In: Finance
Mutual Fund Data-Sets for 401k Plan Investment Options) It is 02.26.2019. Your 401k plan at work is introducing some new investment options. You are given the “MarketWatch” or “Watch” three-page PDF printout which compares these 4 Mutual Funds now available within your plan, all of which specialize in small/mid-cap or emerging growth companies. You may head Fama & French (two researchers) believe that small-cap firms can often outperform their ‘expected” returns. However, you took him too literally and want to overweight the sector investing 50% of your total 401k in one of these funds. The presenter at your firm can’t give you advice but mentions the following: A) All four options are well diversified and don’t have more than 3% of their portfolios in any one stock; B) Since within a tax deferred retirement plan, tax efficiency (how much income comes from gains vs, dividends) is not an issue when comparing the funds; C) Despite any reference to Load Fees or “up front sales charges”, they do not exist for your 401k Plan since your company is large enough to have negotiated these away… so all investment options have zero up-front fees; D) All are Morningstar 4 or 5-star rating. You go home and do more research since you feel that MarketWatch doesn’t have a huge amount of Data. You pull-down lots of data from E*Trade, but it mostly replicates the summary information from MarketWatch received at work. A friend at work askes how you are going to make a decision as to which of the 4 investment options you will select. What are the top 4-or-5 things that you tell them about the fund characteristics which are influencing your decision?

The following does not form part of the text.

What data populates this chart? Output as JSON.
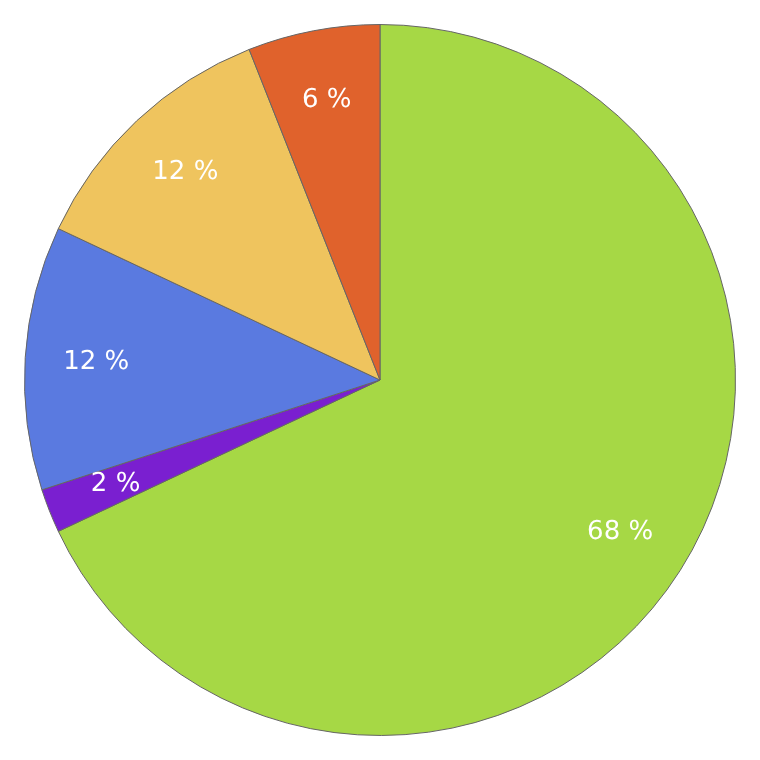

1. Small-cap and Mid-cap companies are emerging companies. There are a large number of small-cap companies listed compared to mid-caps and a few large-cap companies are available compared to mid-caps and small caps. Large caps are well-established companies compared to mid caps and small caps and less risky compared to mid and small caps. When we compare Mid caps with small caps mid caps are less risky than small-cap companies.
2. It is not advisable to overweight small caps as it is highly risky. A small change in the perception of investors towards the company can cause a huge price difference. Mid-caps are more stable than small-caps.
3. It is important to note which sector the mutual funds are investing. The Pharma and FMCG sector will always have a demand for its products. It is important to invest it in different sectors which are stable and booming. If a future of a particular sector such as Banking or real estate is not good then highly growing companies may fall.
4. The future of the company is more important than past historical data or earnings. It is important to look carefully that some of the companies in which you are investing are undervalued. Undervalue doesn't mean the lowest but the value of the company that you get is more than the price that you pay.
5. It is always advisable to invest in mutual funds that invest more in midcaps than small caps. 80:20 is the ideal ratio from the perspective of an ideal investor.